The cost difference is significant. Haiku sits at roughly 1/20th the cost of Sonnet per token. For a bot where most interactions are conversational, clarifying, or short-answer, routing those turns to Haiku and reserving Sonnet for tool-heavy requests keeps the per-day cost low without degrading quality where it matters. The routing boundary here is natural: let conversation proceed on Haiku, and when the model signals it needs to execute a tool call, escalate to Sonnet for that turn and any immediate follow-ups. From the user’s perspective this is invisible, experienced as a slightly longer pause before a more capable response.

This tiered routing pattern is common in production systems but not always implemented cleanly. The discipline in this setup is the hard $2/day cap enforced at the API key level, not just tracked as a metric. Soft cost alerts are easy to ignore; a hard limit forces intentional design around which interactions deserve expensive inference.

The broader point

The combination here is a useful counterweight to the assumption that AI agents require expensive, complex infrastructure. A small Zig IRC bot as the public gateway, a Tailscale-isolated private agent for sensitive operations, A2A for delegation, and tiered model selection produces a system that handles real tasks within a $2/day inference budget on $7/month hardware.

The choices are not minimalism for its own sake. IRC is the right transport because of its simplicity and the availability of solid server software (Ergo) and browser-compatible clients (gamja). Zig is the right language for the gateway because binary size and memory footprint matter at this scale. A2A is the right protocol for agent delegation because it was designed for exactly this pattern and handles billing unification as a first-class concern.

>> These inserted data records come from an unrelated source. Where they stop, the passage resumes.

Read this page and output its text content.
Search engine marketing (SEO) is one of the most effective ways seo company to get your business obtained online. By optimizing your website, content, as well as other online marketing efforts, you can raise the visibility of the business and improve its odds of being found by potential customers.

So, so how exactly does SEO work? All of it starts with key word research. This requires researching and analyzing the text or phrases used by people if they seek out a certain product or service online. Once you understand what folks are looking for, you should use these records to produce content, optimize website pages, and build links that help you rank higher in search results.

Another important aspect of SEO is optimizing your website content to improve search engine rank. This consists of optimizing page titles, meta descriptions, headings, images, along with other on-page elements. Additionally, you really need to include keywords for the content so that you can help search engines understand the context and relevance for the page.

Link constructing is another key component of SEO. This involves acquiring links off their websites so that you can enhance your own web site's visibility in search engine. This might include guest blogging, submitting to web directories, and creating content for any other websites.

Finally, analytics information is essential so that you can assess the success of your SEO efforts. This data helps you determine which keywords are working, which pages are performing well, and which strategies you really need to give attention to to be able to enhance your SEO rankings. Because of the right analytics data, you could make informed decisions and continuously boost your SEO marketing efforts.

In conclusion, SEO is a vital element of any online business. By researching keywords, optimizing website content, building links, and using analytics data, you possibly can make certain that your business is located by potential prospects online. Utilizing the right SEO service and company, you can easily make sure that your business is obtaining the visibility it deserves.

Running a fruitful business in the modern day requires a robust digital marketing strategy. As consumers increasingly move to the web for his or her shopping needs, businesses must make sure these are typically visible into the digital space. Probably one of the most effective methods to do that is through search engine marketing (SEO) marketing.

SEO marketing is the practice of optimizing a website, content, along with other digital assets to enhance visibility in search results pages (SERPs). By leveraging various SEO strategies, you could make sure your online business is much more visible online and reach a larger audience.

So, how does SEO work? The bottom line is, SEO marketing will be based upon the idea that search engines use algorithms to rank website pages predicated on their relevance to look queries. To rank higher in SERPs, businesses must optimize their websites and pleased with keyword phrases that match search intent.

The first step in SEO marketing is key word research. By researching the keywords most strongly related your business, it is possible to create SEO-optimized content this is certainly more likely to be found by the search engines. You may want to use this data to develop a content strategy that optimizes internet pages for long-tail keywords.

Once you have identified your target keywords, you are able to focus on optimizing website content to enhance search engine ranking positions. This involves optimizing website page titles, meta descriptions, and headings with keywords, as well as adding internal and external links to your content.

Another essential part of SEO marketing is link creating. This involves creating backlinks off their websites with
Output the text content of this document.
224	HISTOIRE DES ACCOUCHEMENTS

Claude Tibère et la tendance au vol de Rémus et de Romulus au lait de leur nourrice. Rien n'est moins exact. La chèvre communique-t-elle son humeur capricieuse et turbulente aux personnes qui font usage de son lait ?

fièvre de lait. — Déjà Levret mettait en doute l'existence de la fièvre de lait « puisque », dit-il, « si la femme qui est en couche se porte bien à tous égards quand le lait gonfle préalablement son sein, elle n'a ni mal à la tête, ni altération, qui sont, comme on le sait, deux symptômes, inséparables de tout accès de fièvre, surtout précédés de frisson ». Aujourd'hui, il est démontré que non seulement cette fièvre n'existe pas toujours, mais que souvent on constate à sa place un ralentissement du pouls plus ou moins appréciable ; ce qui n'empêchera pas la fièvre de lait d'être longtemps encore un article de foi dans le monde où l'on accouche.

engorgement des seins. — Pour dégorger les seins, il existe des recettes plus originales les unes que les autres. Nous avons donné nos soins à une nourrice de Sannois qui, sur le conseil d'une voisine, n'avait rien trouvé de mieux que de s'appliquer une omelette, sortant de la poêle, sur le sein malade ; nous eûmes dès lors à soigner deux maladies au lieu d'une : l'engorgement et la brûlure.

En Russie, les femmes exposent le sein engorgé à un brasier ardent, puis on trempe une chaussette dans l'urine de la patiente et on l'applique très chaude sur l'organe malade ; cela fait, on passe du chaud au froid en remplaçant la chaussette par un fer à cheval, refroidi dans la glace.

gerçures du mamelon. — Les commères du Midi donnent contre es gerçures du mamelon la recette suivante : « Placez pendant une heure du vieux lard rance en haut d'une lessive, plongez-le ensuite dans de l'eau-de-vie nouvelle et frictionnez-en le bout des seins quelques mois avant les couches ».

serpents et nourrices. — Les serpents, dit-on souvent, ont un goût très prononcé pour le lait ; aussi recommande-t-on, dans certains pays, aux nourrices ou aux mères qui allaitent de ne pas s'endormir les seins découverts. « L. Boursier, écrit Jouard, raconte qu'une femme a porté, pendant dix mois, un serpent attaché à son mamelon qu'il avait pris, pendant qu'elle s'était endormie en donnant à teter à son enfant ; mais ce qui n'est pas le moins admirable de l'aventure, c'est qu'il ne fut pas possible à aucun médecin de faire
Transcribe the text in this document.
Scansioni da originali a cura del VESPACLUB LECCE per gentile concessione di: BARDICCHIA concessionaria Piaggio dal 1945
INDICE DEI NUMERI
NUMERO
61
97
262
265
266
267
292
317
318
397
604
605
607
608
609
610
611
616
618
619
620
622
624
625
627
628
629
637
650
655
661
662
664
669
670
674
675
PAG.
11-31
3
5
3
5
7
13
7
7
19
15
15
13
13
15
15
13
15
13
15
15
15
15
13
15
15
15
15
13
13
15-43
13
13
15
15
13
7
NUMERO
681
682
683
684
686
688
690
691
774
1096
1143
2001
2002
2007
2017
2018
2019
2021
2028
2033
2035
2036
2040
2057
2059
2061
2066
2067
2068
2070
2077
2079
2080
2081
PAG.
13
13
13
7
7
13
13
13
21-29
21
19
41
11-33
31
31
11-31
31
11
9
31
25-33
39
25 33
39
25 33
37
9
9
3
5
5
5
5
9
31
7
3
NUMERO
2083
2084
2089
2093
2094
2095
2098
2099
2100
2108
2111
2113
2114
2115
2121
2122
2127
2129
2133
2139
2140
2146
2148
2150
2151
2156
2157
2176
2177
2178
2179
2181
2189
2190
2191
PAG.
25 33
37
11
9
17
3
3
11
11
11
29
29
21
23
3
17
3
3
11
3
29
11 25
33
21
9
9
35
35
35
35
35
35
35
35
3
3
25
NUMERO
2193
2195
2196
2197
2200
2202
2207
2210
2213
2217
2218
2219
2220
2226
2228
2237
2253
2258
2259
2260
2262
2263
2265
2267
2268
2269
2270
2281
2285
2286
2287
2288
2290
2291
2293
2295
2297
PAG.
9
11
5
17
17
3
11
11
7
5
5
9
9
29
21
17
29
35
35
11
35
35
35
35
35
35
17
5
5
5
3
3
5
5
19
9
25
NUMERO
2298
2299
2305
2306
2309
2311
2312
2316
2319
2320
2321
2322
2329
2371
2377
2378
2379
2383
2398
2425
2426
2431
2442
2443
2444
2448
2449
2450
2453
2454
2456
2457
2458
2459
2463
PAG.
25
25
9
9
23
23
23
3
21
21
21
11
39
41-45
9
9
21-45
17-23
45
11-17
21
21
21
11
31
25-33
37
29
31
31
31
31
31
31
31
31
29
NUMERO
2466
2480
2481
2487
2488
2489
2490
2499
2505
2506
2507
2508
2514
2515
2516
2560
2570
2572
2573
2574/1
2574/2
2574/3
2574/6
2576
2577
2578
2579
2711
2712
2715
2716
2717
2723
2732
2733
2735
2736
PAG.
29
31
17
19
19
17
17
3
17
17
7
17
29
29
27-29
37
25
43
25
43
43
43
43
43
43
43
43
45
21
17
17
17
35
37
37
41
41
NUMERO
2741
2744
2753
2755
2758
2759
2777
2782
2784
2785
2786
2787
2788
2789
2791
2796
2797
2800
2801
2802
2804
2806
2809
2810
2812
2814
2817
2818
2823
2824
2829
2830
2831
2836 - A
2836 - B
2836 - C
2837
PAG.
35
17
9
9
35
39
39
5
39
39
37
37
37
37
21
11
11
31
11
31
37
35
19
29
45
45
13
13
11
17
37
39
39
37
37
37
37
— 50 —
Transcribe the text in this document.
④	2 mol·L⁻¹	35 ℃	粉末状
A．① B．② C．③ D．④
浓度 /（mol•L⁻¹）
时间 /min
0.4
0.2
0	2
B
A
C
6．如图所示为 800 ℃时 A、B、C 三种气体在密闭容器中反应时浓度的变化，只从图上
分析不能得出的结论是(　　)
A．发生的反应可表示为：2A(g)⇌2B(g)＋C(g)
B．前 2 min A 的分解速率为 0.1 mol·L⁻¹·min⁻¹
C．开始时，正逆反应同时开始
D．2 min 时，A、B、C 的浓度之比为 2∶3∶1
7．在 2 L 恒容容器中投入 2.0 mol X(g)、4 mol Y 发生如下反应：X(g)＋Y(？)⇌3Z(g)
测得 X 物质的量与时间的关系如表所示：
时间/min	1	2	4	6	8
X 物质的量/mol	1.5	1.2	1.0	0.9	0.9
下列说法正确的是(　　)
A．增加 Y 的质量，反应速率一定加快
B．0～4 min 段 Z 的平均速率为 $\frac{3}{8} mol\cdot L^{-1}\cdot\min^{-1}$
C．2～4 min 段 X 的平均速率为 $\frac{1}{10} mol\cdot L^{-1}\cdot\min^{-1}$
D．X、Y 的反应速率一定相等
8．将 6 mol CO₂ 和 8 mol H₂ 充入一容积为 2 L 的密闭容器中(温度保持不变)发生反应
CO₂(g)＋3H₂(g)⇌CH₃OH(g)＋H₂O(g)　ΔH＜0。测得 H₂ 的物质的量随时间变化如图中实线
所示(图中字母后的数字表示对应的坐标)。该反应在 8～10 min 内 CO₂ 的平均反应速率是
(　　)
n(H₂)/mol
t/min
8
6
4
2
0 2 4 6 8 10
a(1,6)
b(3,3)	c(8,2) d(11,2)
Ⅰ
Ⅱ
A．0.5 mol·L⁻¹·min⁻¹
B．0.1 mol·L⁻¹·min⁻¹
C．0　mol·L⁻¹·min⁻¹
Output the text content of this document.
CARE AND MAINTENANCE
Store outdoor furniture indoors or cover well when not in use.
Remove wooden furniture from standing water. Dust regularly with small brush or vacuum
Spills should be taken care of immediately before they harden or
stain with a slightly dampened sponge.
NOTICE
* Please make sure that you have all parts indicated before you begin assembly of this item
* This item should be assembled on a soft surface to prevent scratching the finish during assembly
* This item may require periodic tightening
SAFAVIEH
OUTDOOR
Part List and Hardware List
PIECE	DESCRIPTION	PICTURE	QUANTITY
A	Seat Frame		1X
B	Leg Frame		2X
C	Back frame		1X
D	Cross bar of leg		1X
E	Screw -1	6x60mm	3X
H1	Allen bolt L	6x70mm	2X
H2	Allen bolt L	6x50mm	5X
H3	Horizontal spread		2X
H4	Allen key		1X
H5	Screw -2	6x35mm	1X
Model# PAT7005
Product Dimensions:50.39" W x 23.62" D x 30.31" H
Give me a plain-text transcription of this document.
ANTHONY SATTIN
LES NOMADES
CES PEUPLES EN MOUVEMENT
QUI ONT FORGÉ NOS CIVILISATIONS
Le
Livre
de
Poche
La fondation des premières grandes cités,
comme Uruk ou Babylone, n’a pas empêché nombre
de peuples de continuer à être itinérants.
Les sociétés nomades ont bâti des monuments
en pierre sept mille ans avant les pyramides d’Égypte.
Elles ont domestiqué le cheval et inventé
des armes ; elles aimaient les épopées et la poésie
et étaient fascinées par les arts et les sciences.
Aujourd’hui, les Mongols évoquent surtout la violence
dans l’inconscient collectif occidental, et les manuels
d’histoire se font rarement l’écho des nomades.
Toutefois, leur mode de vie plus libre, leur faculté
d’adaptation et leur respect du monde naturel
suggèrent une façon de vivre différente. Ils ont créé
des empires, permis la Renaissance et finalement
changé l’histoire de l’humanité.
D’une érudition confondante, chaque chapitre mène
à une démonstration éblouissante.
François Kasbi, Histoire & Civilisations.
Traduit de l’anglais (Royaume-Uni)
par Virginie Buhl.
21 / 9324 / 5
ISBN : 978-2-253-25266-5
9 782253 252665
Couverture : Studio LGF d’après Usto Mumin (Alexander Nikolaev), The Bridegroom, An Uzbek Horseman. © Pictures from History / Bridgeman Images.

The pattern worth generalizing is using a stable, well-understood protocol as the interface between an AI agent and the outside world, rather than building a custom API surface or depending on a platform’s proprietary SDK. IRC has 30 years of client software, tooling, bots, and operational knowledge behind it. That ecosystem comes free when you choose it as your transport layer, and it will still work when the platform du jour changes its API terms.